Je suis rentrée à Paris, et là le virus n’a pas faibli. Au contraire, il n’a fait qu’empirer : je ne pouvais envisager de circuler que sur un vélo noirci, de cuisiner, que dans un wok, et Chinatown était devenu mon annexe, le lieu d’un ressourcement inégalé où les trottoirs larges hébergeant les discussions et les pas lents des vieux, les amas de brioches vapeur molles et la laideur présumée des immeubles en barres prenaient un charme particulier, auquel ne manquait que l’odeur des pavés de charbon… Je me bourrais de poivre du Sichuan et de tofu fermenté au vinaigre amer, buvais du jus de soja comme d’autres du petit lait, n’arrivais pas à me lasser du riz, même raté, et accumulais en moi les clichés et les succédanés de la Chine, en espérant bien un jour avoir l’occasion d’aller me frotter de plus près à la source étonnante de ces imageries.

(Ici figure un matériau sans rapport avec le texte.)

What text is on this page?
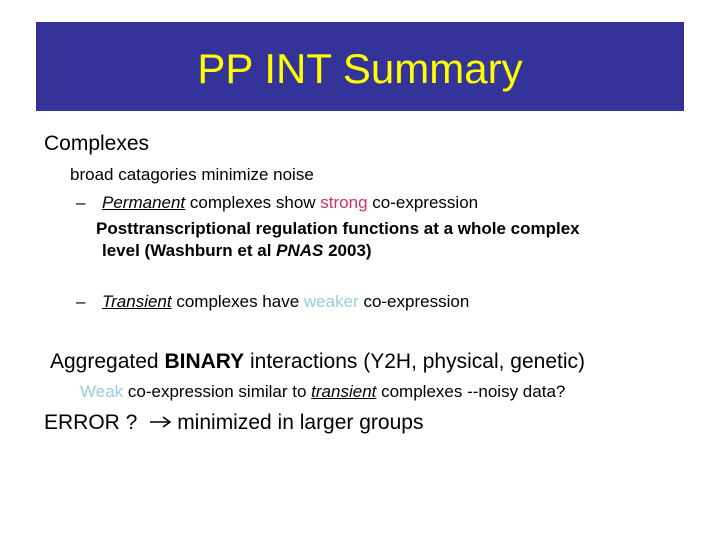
PP INT Summary
Complexes
broad catagories minimize noise
– Permanent complexes show strong co-expression
Posttranscriptional regulation functions at a whole complex
level (Washburn et al PNAS 2003)
– Transient complexes have weaker co-expression
Aggregated BINARY interactions (Y2H, physical, genetic)
Weak co-expression similar to transient complexes --noisy data?
ERROR ? minimized in larger groups
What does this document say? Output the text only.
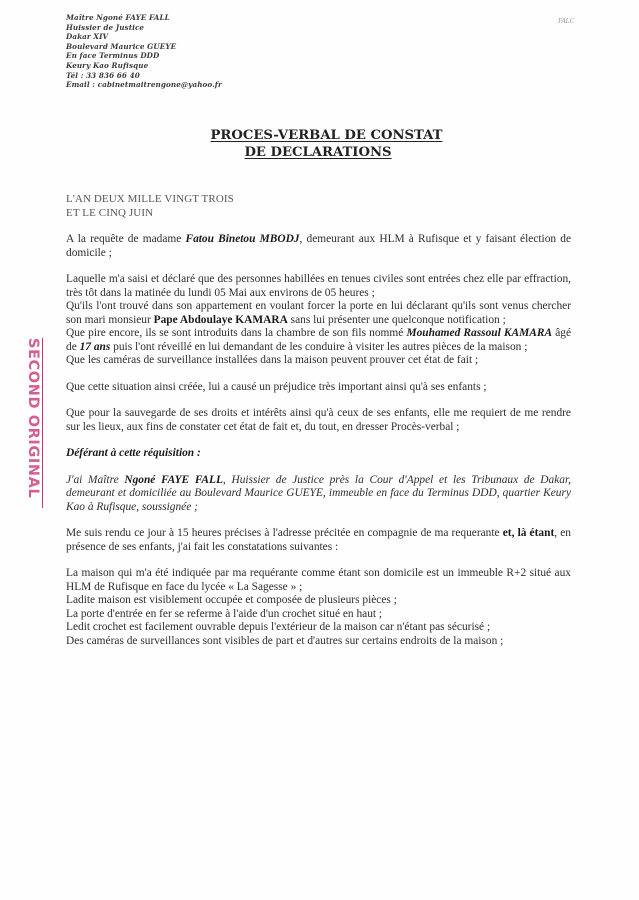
Maître Ngoné FAYE FALL
Huissier de Justice
Dakar XIV
Boulevard Maurice GUEYE
En face Terminus DDD
Keury Kao Rufisque
Tél : 33 836 66 40
Email : cabinetmaitrengone@yahoo.fr
FALC
SECOND ORIGINAL
PROCES-VERBAL DE CONSTAT
DE DECLARATIONS

L'AN DEUX MILLE VINGT TROIS

ET LE CINQ JUIN

A la requête de madame Fatou Binetou MBODJ, demeurant aux HLM à Rufisque et y faisant élection de domicile ;

Laquelle m'a saisi et déclaré que des personnes habillées en tenues civiles sont entrées chez elle par effraction, très tôt dans la matinée du lundi 05 Mai aux environs de 05 heures ;

Qu'ils l'ont trouvé dans son appartement en voulant forcer la porte en lui déclarant qu'ils sont venus chercher son mari monsieur Pape Abdoulaye KAMARA sans lui présenter une quelconque notification ;

Que pire encore, ils se sont introduits dans la chambre de son fils nommé Mouhamed Rassoul KAMARA âgé de 17 ans puis l'ont réveillé en lui demandant de les conduire à visiter les autres pièces de la maison ;

Que les caméras de surveillance installées dans la maison peuvent prouver cet état de fait ;

Que cette situation ainsi créée, lui a causé un préjudice très important ainsi qu'à ses enfants ;

Que pour la sauvegarde de ses droits et intérêts ainsi qu'à ceux de ses enfants, elle me requiert de me rendre sur les lieux, aux fins de constater cet état de fait et, du tout, en dresser Procès-verbal ;

Déférant à cette réquisition :

J'ai Maître Ngoné FAYE FALL, Huissier de Justice près la Cour d'Appel et les Tribunaux de Dakar, demeurant et domiciliée au Boulevard Maurice GUEYE, immeuble en face du Terminus DDD, quartier Keury Kao à Rufisque, soussignée ;

Me suis rendu ce jour à 15 heures précises à l'adresse précitée en compagnie de ma requerante et, là étant, en présence de ses enfants, j'ai fait les constatations suivantes :

La maison qui m'a été indiquée par ma requérante comme étant son domicile est un immeuble R+2 situé aux HLM de Rufisque en face du lycée « La Sagesse » ;

Ladite maison est visiblement occupée et composée de plusieurs pièces ;

La porte d'entrée en fer se referme à l'aide d'un crochet situé en haut ;

Ledit crochet est facilement ouvrable depuis l'extérieur de la maison car n'étant pas sécurisé ;

Des caméras de surveillances sont visibles de part et d'autres sur certains endroits de la maison ;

Fort heureusement, l’occasion s’est présentée, la vie s’est chargée de me rapprocher encore du mystérieux empire, même si telle n’était pas nécessairement son intention première, en tout cas par une péripétie entrepreneuriale comme il en arrive souvent, je me suis retrouvée cet hiver, d’un poste de communicante pro-OGM (qui avait eu la vertu, déjà, de me pousser dans les bras du bio et de l’écologie forcenée), en mission express de me reconvertir au beau métier des « Ressources Humaines », où j’allais tout naturellement et sans difficulté, n’est-ce pas, m’évertuer à comprendre les mécanismes du licenciement collectif, et trouver les mots pour expliquer aux salariés français que leur poste allait être offert, justement, par un élan tout humanitaire sans doute, à un petit Chinois travailleur et honnête, pas râleur, lui, et qui plus est, pas trop cher…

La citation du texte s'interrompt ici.